Video 2. Example of a full loop scan in an outbound Cataglyphis cursor forager, along its foraging route in a familiar environment (experience level unknown). Video taken by Gabriel G Gattaux in Marseille, France.

Video 3. Example of a full loop scan/volte in a homing Myrmecia nigriceps homing in an unfamiliar environment. Video taken in Sydney, New South Wales, Australia, by AW.

Video 4. Example of the large oscillations present in the path of a Myrmecia croslandi forager while homing in an unfamiliar environment. Video taken by Leo Clement in Canberra, Australian Capital Territory, Australia.

Video 5. Video of example simulation of the modelled agent executing a full loop scan as depicted in Figure 7A. Video shows fixations are in place and their sequence along with the corresponding CX and LAL outputs, the agents bearing and the angular (ang) and forward (fwd) speeds across time.

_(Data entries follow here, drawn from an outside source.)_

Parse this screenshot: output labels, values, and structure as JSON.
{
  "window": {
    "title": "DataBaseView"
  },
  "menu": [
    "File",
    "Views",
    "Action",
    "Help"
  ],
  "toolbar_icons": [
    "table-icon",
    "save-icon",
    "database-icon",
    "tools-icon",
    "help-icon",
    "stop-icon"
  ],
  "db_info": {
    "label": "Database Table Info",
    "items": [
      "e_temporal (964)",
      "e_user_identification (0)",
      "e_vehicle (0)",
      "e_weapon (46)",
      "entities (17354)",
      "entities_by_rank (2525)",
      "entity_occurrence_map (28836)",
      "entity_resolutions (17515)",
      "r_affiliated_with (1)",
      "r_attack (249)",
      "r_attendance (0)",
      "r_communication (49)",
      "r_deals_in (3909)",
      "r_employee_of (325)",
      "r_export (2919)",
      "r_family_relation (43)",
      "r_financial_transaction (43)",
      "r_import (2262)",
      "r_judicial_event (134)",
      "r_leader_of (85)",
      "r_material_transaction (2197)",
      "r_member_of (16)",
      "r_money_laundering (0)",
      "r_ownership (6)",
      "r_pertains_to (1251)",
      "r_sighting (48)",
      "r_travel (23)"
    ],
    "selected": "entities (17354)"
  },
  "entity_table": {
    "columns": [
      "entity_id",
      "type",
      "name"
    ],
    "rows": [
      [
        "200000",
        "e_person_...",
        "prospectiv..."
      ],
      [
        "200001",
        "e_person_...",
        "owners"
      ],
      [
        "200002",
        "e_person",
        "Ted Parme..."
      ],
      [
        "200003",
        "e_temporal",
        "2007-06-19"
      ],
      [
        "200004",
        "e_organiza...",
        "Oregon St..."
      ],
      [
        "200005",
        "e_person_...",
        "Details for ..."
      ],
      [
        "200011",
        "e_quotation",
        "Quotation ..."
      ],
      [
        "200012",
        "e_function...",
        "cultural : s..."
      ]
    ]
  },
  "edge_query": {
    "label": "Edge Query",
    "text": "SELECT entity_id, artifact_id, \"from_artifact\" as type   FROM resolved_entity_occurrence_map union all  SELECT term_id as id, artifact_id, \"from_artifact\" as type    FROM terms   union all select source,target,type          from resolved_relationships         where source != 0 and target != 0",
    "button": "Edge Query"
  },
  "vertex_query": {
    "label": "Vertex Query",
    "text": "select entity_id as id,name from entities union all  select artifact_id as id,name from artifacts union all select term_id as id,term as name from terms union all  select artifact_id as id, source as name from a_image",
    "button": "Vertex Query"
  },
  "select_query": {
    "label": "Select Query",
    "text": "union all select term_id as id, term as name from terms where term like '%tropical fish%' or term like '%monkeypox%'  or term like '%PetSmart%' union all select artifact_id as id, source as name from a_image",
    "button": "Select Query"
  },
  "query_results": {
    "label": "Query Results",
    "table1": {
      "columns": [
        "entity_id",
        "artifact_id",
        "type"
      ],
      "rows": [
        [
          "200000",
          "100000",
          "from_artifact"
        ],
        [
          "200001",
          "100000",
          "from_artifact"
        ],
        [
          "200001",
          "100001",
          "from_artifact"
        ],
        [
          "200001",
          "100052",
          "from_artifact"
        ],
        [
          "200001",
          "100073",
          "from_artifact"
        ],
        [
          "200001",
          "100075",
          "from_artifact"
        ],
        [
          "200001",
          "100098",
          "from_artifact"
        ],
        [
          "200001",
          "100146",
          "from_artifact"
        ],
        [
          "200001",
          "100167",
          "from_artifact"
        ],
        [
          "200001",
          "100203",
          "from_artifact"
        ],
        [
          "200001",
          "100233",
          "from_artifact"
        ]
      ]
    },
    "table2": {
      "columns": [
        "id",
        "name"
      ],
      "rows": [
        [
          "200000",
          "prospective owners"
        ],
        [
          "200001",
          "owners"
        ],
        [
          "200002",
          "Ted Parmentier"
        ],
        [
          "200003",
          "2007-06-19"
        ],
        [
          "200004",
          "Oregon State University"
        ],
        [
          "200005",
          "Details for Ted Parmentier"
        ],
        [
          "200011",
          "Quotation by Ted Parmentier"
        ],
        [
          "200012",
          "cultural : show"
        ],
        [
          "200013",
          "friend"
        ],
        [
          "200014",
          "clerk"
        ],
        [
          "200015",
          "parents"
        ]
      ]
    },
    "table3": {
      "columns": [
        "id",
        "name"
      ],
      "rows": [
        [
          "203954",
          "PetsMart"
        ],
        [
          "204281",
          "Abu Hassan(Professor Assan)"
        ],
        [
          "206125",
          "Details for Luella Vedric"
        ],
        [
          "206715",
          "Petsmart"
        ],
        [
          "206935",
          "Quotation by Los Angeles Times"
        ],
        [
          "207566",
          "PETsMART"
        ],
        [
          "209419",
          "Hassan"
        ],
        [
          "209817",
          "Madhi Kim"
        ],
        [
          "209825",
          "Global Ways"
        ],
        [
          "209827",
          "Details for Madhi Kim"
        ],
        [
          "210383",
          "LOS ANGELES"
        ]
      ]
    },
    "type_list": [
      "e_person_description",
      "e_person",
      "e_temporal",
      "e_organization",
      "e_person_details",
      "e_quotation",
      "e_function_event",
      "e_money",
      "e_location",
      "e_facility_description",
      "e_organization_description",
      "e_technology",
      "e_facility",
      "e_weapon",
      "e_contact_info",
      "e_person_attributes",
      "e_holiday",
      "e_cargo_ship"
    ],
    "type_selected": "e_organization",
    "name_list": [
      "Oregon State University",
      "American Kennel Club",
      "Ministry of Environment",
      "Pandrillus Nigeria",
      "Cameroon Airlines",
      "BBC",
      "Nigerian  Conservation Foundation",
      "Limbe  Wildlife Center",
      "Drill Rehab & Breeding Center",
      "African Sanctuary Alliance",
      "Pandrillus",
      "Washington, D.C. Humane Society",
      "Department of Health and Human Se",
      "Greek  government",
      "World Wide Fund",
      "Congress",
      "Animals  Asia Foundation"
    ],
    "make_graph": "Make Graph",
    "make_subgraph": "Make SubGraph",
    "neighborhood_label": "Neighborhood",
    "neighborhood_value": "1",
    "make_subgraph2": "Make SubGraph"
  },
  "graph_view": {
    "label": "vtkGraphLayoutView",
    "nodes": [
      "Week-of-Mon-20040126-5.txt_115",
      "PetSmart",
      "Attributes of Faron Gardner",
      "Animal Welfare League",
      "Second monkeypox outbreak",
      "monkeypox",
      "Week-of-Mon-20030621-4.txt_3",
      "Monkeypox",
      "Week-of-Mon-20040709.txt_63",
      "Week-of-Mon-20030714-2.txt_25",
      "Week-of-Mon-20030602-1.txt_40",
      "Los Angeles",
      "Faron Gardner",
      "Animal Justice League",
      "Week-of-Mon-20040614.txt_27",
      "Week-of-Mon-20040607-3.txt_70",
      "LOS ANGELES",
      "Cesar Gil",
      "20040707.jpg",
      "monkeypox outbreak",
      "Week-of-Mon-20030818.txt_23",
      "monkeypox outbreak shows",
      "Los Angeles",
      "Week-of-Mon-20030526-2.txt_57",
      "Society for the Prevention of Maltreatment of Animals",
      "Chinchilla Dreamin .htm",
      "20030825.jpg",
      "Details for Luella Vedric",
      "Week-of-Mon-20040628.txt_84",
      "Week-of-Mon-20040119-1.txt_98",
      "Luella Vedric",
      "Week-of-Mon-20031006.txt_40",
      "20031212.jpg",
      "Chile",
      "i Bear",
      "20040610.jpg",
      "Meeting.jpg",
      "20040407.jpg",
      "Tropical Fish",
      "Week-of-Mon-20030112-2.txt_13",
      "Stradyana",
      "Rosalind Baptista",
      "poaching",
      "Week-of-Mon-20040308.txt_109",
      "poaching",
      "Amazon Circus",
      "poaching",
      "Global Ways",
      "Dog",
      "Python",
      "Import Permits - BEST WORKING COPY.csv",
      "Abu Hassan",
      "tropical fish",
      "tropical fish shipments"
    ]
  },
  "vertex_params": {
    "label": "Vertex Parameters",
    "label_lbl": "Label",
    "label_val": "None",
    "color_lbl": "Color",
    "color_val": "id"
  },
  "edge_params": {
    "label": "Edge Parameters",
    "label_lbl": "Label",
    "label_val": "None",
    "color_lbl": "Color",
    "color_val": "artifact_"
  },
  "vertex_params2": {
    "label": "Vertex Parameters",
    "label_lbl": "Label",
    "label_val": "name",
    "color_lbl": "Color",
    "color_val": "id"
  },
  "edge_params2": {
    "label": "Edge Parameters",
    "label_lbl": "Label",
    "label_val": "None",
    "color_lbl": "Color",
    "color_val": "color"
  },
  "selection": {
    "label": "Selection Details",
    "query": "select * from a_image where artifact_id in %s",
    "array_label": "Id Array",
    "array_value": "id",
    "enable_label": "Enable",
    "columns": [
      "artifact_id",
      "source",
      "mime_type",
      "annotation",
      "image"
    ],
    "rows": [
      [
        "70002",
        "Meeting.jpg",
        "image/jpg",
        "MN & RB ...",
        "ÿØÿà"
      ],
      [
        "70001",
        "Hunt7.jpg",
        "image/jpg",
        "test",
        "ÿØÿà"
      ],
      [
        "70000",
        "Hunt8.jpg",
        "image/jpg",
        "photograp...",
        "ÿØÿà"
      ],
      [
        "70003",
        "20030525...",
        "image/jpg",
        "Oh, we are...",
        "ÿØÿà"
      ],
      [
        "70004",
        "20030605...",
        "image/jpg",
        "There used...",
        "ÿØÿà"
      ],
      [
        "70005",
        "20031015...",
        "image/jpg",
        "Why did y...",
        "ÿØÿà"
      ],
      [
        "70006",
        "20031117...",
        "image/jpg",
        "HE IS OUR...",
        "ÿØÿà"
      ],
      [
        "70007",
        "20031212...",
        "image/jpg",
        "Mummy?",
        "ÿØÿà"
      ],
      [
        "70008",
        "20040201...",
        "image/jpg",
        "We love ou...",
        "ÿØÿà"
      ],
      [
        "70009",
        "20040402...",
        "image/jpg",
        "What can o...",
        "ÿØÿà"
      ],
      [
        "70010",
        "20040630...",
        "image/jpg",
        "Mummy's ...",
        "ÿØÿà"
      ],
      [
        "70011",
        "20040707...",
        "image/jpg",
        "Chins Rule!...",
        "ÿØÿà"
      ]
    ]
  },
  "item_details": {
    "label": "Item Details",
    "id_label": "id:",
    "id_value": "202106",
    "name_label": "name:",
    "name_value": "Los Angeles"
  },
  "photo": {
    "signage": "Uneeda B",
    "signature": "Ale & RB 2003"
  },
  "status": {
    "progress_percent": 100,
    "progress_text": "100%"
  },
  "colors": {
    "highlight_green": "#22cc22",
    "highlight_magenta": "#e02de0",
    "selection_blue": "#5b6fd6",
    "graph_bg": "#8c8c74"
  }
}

Video 6. Video of example simulation of the modelled agent executing a double full loop scan as depicted in Figure 7B. Video shows fixations are in place and their sequence along with the corresponding CX and LAL outputs, the agents bearing and the angular (ang) and forward (fwd) speeds across time.

Video 7. Video of example simulation of the modelled agent executing a volte as depicted in Figure 7C. Video shows fixations are in place and their sequence along with the corresponding CX and LAL outputs, the agents bearing and the angular (ang) and forward (fwd) speeds across time.